No surprise but the 2019 update reveals specialized carriers paid the highest premiums, reporting 10.4 cents per mile. These costs, says ATRI’s research, reflect the higher risk associated with specialized carriers, with specialized and more costly equipment like tank trucks or oversized/custom trucks to haul specialized non-standard cargo.
ATRI’s study also pointed out that one of the principle reasons for increased commercial truck insurance premiums is the growing tendency towards litigation and the ever higher award pay-outs to cover damages and associated liability.
Noting the increased traffic associated with an expanding economy is responsible for putting more people and trucks on the road, the ATRI explained the likelihood of all crashes involving trucks increases.
But they note that the costly environment offered by today’s Tort law system is seemingly disconnected from increasing traffic-related crash risk, explaining that truck-involved crashes are generating dramatic increases in both the number of civil litigation case filings as well as increases in jury awards and out-of-court settlements.
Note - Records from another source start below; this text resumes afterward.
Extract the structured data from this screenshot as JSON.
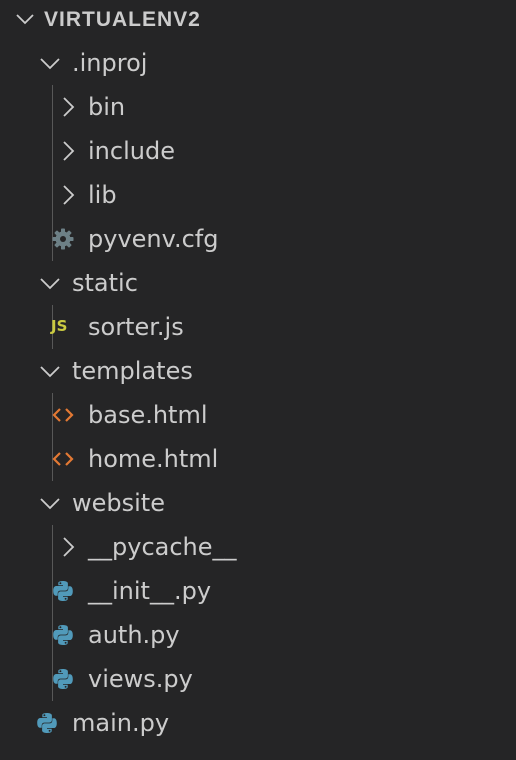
{
  "explorer": {
    "root": {
      "label": "VIRTUALENV2"
    },
    "inproj": {
      "label": ".inproj",
      "children": {
        "bin": "bin",
        "include": "include",
        "lib": "lib",
        "pyvenv": "pyvenv.cfg"
      }
    },
    "static": {
      "label": "static",
      "children": {
        "sorter": "sorter.js"
      },
      "js_badge": "JS"
    },
    "templates": {
      "label": "templates",
      "children": {
        "base": "base.html",
        "home": "home.html"
      }
    },
    "website": {
      "label": "website",
      "children": {
        "pycache": "__pycache__",
        "init": "__init__.py",
        "auth": "auth.py",
        "views": "views.py"
      }
    },
    "main": {
      "label": "main.py"
    }
  },
  "icons": {
    "chevron_down": "chevron-down-icon",
    "chevron_right": "chevron-right-icon",
    "settings_file": "gear-icon",
    "javascript_file": "javascript-icon",
    "html_file": "html-icon",
    "python_file": "python-icon"
  },
  "colors": {
    "background": "#252526",
    "text": "#cccccc",
    "gear": "#6d8086",
    "js": "#cbcb41",
    "html": "#e37933",
    "python_blue": "#519aba",
    "indent_guide": "#585858"
  }
}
Insurance costs increasing
The study offered chart showing an all-to-common scenario: insurance costs increasing across the board. ATRI data shows insurance premiums are increasing fastest among small to medium fleets that do not have the ability to increase financial risk to control and manage insurance premiums.
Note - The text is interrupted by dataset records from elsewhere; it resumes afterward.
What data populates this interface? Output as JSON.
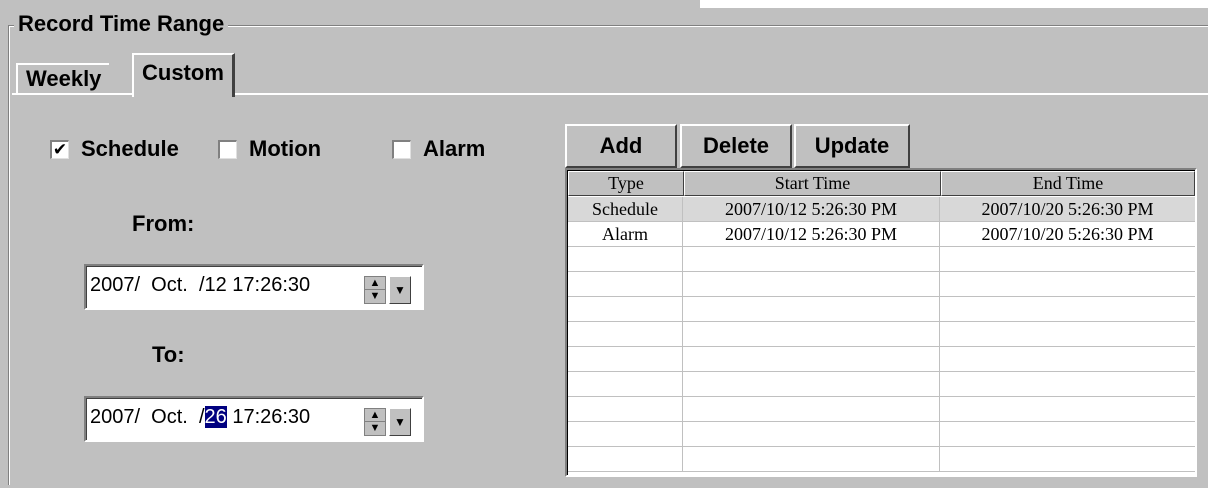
{
  "group": {
    "title": "Record Time Range"
  },
  "tabs": [
    {
      "label": "Weekly",
      "active": false
    },
    {
      "label": "Custom",
      "active": true
    }
  ],
  "checkboxes": [
    {
      "label": "Schedule",
      "checked": true
    },
    {
      "label": "Motion",
      "checked": false
    },
    {
      "label": "Alarm",
      "checked": false
    }
  ],
  "from": {
    "label": "From:",
    "value_prefix": "2007/  Oct.  /12 17:26:30",
    "selected": "",
    "value_suffix": ""
  },
  "to": {
    "label": "To:",
    "value_prefix": "2007/  Oct.  /",
    "selected": "26",
    "value_suffix": " 17:26:30"
  },
  "buttons": {
    "add": "Add",
    "delete": "Delete",
    "update": "Update"
  },
  "table": {
    "headers": [
      "Type",
      "Start Time",
      "End Time"
    ],
    "rows": [
      [
        "Schedule",
        "2007/10/12 5:26:30 PM",
        "2007/10/20 5:26:30 PM"
      ],
      [
        "Alarm",
        "2007/10/12 5:26:30 PM",
        "2007/10/20 5:26:30 PM"
      ]
    ],
    "selected_row": 0
  },
  "icons": {
    "spin_up": "▲",
    "spin_down": "▼",
    "dropdown": "▼",
    "check": "✔"
  },
  "colors": {
    "face": "#c0c0c0",
    "selection": "#000080"
  }
}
ATRI notes larger carriers are better at maintaining insurance cost stability through high deductibles and/or self-insurance. In light of the environment, carriers have increased coverage beyond the FMCSA-required minimum. Unfortunately, these and many other factors pressure insurance companies to increase premiums across the entire base of insured carriers, regardless of sector or fleet size, including the growing cost and sophistication of repairing today’s fleet-ready commercial equipment.
Ultimately, says ATRI, insurance costs become one of the most complex line items to assess, because carriers are continuously modifying deductibles, coverage amounts, self-insurance and reinsurance coverage levels.
ELDs being monitored for the first time
For the first time ATRIs study included questions about the deployment and associated costs related to FMCSA’s ELD Mandate.
The mandate allowed fleets already utilizing Automatic On-Board Recording Devices (AOBRDs) to wait until December 2019 to transition to Electronic Logging Devices (ELDs). ATRI asked motor carriers to submit fleet usage of both equipment types as well as associated costs.
According to the study results, the majority of 2019 respondents use some type of ELD, with 31 percent of respondents using ELDs and 67 percent using AOBRDs.
ATRI reviewed assessments of carrier transitions from AOBRDs to ELDs. Most industry surveys and anecdotal evidence, notes ATRI, indicate the majority of fleets had converted to ELDs by the third quarter.
On average, the ELDs were cheaper, by as much as $200.00 compared to AOBRDs. The study attributes the lower cost of ELDs with greater competition among ELD providers versus the relatively much smaller number of legacy AOBRD providers.
Last word: Growth
In very understated fashion the ATRI explained that, “if the geopolitical, trade and legislative environments favorably resolve their issues, 2019 data will likely reflect a solid growth in both trucking services and related costs.” Which translates to roughly something like: “expect both the industry and its costs to keep rising in 2020.” For fleets of all sizes the message to managers is clear, choosing your insurance carrier may be the most strategic decision you’ll be making when it comes to controlling fleet operating costs.